Whole Foods Market (NASDAQ:WFM) stock fell by a whopping 19% on Wednesday after the supermarket chain released disappointing results for the quarter ended on April 13. Increased competition from players such as Wal-Mart (NYSE:WMT) and Sprouts Farmers Market (NASDAQ:SFM) represents a considerable challenge for Whole Foods. On the other hand, the company is still the quality leader in a growing niche.
Is the dip in Whole Foods a buying opportunity for investors, or is this a declining business?
Total sales during the quarter increased by 10% to $3.32 billion, while comparable-store sales grew 4.5% versus the same period in 2013. This was lower than the Wall Street estimate of $3.34 billion in revenue, and also a deceleration in growth versus prior quarters.
Profit margins were under pressure during the quarter: gross profit margin fell by 51 basis points to 35.9% of revenue, while store contribution margin decreased 41 basis points to 10.6% of sales. Earnings per share came in at $0.38, flat versus the same quarter in 2013 and significantly below the consensus estimate of $0.41 per share.

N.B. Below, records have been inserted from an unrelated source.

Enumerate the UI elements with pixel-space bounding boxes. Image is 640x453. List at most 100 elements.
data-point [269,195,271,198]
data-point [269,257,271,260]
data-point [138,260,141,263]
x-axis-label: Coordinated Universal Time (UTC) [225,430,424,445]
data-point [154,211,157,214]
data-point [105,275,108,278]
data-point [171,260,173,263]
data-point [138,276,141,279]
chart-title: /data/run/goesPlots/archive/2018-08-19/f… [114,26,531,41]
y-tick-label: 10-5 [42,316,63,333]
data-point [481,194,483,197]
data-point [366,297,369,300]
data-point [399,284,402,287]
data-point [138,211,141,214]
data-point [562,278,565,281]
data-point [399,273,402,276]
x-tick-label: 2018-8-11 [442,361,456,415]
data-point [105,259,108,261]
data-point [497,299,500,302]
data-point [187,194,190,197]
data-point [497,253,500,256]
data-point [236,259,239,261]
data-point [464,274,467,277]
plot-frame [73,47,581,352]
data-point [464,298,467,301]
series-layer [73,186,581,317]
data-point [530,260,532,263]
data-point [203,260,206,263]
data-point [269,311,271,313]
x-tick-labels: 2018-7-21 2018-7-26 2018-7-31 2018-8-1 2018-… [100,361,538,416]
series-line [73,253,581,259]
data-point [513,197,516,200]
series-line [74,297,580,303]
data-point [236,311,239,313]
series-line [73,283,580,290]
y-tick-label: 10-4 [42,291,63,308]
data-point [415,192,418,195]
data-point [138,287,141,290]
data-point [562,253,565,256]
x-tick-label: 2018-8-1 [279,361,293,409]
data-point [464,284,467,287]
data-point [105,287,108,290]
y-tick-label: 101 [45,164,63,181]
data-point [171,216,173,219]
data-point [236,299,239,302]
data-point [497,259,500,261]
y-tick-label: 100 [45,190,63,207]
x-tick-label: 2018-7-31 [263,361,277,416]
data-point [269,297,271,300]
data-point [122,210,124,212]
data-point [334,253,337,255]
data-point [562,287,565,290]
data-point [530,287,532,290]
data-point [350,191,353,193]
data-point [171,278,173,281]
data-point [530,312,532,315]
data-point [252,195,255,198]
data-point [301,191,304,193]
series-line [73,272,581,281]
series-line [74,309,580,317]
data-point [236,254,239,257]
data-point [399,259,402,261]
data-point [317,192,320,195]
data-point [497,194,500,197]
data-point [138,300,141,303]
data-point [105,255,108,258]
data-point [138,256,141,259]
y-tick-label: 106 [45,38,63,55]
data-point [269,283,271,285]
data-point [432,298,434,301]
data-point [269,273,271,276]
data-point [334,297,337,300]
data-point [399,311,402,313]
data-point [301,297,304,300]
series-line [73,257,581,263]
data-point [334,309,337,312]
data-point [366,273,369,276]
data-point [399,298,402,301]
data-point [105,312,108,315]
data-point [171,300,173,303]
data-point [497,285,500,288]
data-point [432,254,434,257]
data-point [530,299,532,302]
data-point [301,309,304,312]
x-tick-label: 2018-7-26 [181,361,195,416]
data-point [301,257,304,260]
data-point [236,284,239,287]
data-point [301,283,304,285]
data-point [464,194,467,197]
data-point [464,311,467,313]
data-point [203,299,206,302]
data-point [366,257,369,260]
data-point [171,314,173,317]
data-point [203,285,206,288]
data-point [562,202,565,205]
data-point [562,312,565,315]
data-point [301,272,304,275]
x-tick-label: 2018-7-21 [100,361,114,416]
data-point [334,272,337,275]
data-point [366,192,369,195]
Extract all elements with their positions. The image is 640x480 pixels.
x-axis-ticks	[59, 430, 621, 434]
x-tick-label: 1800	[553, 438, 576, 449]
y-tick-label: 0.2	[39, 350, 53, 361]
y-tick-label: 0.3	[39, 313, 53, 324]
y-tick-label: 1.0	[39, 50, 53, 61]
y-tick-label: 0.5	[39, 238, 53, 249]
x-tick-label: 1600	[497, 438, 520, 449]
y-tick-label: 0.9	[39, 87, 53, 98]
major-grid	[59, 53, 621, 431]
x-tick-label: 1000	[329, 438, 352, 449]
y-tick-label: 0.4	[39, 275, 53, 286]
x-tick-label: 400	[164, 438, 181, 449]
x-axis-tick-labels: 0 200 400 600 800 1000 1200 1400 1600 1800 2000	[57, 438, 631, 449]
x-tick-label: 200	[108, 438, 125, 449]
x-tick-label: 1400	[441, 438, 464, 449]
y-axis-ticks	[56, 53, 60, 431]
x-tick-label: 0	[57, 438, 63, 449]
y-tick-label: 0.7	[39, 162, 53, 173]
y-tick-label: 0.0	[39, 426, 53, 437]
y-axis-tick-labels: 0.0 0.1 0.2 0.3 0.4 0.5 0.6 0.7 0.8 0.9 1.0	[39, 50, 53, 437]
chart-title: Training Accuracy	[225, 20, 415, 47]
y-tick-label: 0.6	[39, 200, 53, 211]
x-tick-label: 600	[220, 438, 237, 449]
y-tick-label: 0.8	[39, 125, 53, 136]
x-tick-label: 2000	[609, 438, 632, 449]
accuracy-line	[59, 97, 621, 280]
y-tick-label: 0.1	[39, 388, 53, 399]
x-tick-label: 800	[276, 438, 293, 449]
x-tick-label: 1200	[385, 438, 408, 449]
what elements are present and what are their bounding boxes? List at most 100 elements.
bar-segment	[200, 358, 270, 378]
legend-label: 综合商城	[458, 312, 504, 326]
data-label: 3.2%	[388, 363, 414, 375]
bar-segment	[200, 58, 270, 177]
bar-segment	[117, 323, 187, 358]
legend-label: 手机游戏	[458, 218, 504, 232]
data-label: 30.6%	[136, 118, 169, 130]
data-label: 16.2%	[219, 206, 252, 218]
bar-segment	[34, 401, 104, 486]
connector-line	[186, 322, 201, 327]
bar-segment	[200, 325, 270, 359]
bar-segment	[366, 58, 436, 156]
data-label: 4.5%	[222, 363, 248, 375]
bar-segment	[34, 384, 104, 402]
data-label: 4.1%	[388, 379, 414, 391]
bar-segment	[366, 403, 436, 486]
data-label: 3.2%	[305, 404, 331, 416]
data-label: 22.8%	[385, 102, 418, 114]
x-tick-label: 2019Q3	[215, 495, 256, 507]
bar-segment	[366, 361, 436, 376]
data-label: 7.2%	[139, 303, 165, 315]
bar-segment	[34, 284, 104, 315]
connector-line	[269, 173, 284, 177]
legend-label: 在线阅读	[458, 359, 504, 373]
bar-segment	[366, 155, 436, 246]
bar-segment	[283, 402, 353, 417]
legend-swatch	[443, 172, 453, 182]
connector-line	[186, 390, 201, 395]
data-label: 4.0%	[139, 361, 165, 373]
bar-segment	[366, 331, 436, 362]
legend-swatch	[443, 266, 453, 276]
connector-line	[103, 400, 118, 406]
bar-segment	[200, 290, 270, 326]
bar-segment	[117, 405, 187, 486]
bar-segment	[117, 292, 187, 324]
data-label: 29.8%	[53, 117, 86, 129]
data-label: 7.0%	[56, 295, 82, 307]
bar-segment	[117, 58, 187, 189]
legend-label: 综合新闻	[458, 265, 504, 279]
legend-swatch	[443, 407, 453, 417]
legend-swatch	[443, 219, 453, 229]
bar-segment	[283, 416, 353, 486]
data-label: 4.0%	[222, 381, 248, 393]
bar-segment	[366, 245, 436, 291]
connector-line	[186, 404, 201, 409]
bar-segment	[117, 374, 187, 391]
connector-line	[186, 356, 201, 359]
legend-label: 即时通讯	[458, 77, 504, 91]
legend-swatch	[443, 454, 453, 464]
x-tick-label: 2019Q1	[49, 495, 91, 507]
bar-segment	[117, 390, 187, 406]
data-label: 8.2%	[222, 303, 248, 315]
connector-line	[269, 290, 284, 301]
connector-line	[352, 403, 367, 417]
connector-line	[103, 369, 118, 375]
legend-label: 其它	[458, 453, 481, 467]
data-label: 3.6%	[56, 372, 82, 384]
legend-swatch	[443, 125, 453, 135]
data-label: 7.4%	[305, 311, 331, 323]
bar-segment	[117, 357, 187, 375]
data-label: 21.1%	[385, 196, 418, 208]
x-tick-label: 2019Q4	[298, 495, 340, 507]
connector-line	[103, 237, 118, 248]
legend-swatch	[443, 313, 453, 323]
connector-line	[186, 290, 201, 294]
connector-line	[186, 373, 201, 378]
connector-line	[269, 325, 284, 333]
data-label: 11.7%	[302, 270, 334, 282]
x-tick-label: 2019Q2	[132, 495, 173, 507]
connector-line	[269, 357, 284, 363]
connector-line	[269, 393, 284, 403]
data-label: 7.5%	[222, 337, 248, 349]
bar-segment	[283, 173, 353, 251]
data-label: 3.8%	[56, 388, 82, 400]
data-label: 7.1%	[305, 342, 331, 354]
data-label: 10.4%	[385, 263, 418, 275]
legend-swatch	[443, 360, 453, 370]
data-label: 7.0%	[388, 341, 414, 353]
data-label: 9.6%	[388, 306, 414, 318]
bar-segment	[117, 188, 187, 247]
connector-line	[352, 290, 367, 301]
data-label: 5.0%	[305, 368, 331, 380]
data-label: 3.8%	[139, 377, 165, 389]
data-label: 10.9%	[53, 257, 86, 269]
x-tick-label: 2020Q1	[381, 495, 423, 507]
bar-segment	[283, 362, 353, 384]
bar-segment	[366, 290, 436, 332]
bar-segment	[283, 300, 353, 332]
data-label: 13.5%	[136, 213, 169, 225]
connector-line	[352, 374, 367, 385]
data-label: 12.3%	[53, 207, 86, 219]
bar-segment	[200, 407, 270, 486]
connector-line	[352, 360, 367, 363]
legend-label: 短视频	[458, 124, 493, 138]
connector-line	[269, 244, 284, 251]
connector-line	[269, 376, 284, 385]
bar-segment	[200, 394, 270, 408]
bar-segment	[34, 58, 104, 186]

In addition, Whole Foods reduced its guidance for the third consecutive quarter. The company now expects sales growth of between 10.5% and 11% in 2014, versus a previous guidance in the range of 11% to 12%. Guidance for earnings-per-share growth was also cut from between 7% and 12% to between 3% and 6%.
Whole Foods is still performing better than most competitors in the grocery business when comparing sales and profitability. However, considering that this is the third straight quarter in which the company reported disappointing results, recent weakness seems to be more than just a small bump in the road.
Natural and organic foods has been a profitable high-growth niche in the otherwise lackluster groceries business over the last several years, and Whole Foods has benefited significantly from that trend. But success attracts competition, and both traditional retailers such as Wal-Mart and focused players like Sprouts Farmers Market are increasing their competitive pressure.
Wal-Mart has been growing its presence in the segment lately, and recently announced it would relaunch Wild Oats, a line of organic food products that is focused on providing competitively low prices in the category.
Wal-Mart estimates consumers will save nearly 25% on their grocery bill when purchasing Wild Oats products versus other organic brands, and this sounds like a smart proposition considering recent industry trends. While demand for natural and organic food has been steadily growing over the years, one of the biggest disadvantages for consumers is the higher price tag that comes with these products.
Sprouts Farmers Market is materially smaller than Whole Foods, but the company´s slogan, "Healthy Living for Less," is quite clear on the fact that Sprouts is willing to offer lower prices in order to compete for market share.
Sprouts Farmers Market reported earnings for the first quarter of 2014 on Thursday, and the company delivered a big increase of 26% in total revenue to $722.6 million. This was fueled by a 12.8% rise in same-store sales, so Sprouts Farmers Market seems to be succeeding in its attempts to outgrow bigger industry players such as Whole Foods.
Whole Foods management acknowledges that competition is increasing from multiple fronts, and the company plans to tackle the threat by cutting prices and improving the customer experience and overall differentiation.
Wal-Mart has a gross profit margin in the area of 25% of sales, while Sprouts Farmers Market announced a gross margin of 31% for the last quarter. This is considerably lower than the gross margin near 36% reported by Whole Foods in the latest earnings release.
As Whole Foods expands into lower-income areas, the company will need to continue making "price investments" to attract customers, so profit margins will likely remain under pressure in the coming quarters.
Whole Foods is arguably a victim of its own success, attracting competition. There's still a lot of growth left in the industry and the healthy-eating trend is providing a strong secular tailwind for different players.
Management estimates that Whole Foods itself can build 1,200 stores in the U.S. alone, versus a current base of 379 locations.
Whole Foods is doing the right thing by betting on long-term growth opportunities and lowering prices to protect market share and capitalize on the trend toward healthier eating habits, even if this means lower profit margins in the short term.
Whole Foods faces increased competitive pressure; however, the company continues to benefit from growing demand for organic and natural foods. Brand differentiation and a reputation for quality should provide some competitive protection for Whole Foods as the company continues closing the price gap with its competitors. This long-term growth story still looks quite healthy.